Drilling stirs up changes in West

Published: Tuesday, Dec. 30 2003 3:16 p.m. MST

Roan Plateau is dusted by a light snow near Rifle, Colo., last month. The plateau is at the center of a debate because of its gas reserves.

David Zalubowski, Associated Press

EDITOR'S NOTE — Soaring demand for natural gas and a Bush administration push to speed production are creating a new energy boom in the Rocky Mountain West. But times have changed since the oil shale boom of the '70s and '80s. People who moved to the mountains for the lifestyle are teaming up with ranchers to urge their communities and the government to put on the brakes. In a five-part series that begins today, The Associated Press examines the boom and its consequences.

RIFLE, Colo. — The Colorado River helped sculpt the deep brown mesas and pine-covered hills of western Colorado, home to Cathedral Bluffs and the soaring Roan Cliffs, their slopes falling swiftly to the valley floor.

More and more, this striking landscape is being reshaped by iron towers and earth-colored boxes, 6 feet tall. These are drilling rigs and well heads, signs of an underground natural gas reserve that industry experts say may be the biggest in the country — 21 trillion cubic feet of recoverable fuel, enough to heat 315 million homes for a year and a treasure worth billions of dollars.

Much of this gold mine is under Colorado's Roan Plateau, 127,000 acres in the heart of the Rockies — a region described last month by the head of the Federal Energy Regulatory Commission as "ground zero" in the Bush administration's plan to step up domestic energy development.

That plan has already led to social and economic changes across the high plains of Montana and Wyoming and the sagebrush-dotted deserts of New Mexico and Utah.

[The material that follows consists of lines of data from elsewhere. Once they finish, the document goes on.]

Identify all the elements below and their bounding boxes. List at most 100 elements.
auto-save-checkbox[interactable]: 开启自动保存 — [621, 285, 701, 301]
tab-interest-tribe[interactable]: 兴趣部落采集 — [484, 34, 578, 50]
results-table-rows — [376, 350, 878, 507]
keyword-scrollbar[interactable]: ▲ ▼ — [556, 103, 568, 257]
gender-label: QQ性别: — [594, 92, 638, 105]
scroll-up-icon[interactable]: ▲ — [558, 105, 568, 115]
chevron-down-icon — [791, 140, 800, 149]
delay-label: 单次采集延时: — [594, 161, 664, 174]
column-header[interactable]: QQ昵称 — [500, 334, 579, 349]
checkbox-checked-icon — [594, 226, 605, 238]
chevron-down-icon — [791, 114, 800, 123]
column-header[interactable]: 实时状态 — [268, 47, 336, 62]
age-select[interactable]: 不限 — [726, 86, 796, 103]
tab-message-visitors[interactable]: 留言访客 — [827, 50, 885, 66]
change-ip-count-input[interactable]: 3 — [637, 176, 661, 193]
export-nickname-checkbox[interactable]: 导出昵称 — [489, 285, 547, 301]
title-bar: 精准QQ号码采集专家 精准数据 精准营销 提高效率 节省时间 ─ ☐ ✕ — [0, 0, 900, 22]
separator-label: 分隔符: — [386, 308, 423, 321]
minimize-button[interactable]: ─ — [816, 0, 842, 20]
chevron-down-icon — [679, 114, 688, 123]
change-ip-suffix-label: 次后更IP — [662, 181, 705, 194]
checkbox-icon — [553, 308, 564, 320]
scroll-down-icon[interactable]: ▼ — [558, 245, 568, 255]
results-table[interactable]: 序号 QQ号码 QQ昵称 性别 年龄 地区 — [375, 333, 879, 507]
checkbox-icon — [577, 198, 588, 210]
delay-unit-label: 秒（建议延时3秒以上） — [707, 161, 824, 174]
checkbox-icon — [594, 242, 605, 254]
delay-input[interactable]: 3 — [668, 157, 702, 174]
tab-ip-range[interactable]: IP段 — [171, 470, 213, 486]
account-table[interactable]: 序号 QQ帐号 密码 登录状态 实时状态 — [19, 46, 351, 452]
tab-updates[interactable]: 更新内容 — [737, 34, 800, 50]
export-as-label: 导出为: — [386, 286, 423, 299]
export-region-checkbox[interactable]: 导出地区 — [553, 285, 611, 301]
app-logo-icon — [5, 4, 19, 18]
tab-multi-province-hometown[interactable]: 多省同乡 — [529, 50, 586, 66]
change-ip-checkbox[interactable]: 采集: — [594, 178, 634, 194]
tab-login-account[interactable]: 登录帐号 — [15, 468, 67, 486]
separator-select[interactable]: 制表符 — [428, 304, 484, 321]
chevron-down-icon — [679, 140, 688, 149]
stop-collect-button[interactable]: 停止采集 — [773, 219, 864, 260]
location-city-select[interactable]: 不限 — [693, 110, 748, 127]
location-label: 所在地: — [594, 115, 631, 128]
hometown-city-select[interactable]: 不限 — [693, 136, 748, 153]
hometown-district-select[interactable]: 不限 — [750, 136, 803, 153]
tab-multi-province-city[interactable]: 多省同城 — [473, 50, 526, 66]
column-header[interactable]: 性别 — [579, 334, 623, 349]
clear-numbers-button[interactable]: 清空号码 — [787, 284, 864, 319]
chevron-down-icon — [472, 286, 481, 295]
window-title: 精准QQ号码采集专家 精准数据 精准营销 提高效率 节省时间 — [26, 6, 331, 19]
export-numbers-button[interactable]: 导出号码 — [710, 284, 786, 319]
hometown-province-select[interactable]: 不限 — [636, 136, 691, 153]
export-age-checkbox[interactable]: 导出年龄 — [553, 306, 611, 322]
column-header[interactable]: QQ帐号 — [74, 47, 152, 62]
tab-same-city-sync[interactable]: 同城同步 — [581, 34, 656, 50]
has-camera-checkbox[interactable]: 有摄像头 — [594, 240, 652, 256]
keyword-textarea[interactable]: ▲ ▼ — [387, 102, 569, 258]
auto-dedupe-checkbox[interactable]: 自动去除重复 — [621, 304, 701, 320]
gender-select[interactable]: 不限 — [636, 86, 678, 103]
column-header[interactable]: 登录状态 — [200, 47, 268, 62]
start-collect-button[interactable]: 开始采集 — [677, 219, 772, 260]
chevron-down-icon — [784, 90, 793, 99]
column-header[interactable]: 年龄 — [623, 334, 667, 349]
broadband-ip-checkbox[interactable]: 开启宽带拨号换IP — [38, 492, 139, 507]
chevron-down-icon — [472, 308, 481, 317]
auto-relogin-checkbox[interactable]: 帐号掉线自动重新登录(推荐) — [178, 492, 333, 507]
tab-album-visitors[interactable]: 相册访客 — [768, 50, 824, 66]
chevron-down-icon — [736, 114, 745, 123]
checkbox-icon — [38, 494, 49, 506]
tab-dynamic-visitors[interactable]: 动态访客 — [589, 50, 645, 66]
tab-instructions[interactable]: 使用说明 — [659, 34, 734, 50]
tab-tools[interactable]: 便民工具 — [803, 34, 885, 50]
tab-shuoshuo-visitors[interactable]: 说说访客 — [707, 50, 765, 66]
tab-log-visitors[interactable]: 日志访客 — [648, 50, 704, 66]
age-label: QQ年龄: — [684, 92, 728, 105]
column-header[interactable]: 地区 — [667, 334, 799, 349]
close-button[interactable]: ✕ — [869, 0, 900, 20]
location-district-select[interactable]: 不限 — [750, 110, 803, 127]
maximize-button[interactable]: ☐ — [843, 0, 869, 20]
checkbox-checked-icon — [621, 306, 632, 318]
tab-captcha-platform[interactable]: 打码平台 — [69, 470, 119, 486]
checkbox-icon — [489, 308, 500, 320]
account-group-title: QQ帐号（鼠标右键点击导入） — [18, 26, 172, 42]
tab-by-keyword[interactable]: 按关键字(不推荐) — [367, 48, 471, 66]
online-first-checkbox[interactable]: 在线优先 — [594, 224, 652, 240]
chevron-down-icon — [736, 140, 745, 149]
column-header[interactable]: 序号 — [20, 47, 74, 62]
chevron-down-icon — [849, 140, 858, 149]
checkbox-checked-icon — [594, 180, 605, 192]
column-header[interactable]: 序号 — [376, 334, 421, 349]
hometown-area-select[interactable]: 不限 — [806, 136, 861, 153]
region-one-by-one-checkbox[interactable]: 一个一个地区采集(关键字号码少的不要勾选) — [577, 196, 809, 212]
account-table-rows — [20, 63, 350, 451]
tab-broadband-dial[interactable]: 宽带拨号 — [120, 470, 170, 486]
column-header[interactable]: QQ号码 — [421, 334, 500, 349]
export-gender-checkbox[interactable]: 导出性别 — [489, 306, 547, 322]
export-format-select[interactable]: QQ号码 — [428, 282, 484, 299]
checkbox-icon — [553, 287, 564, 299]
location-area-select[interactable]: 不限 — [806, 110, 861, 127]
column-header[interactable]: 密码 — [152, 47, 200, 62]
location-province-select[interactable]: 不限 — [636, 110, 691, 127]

Gas companies are hauling in drilling rigs, and crews are filling up the motels and restaurants of small towns desperate for the revenue.

The boom, however, is running into criticism from an unlikely alliance of hunters, ranchers, environmentalists and others who say energy companies are running amok, building roads and drilling wells without permission. Fights are breaking out over mineral rights involving ranchers who until now had been more familiar with cattle prices and winter wheat. Some have gone to court to keep the energy companies off their land.

Some of those who live in the West's far-flung reaches believe public land should be available for energy development. But they are calling for the government to put on the brakes, worried the new boom is threatening both the environment and the outdoors-based economy that has replaced the oil-and-gas days of the 1970s and '80s.

"We've seen this industry go boom and bust a couple times," said Peggy Utesch, a media consultant who lives in Silt, east of Rifle. "For people like us that live in this valley and probably will for the rest of our lives, that is a big concern."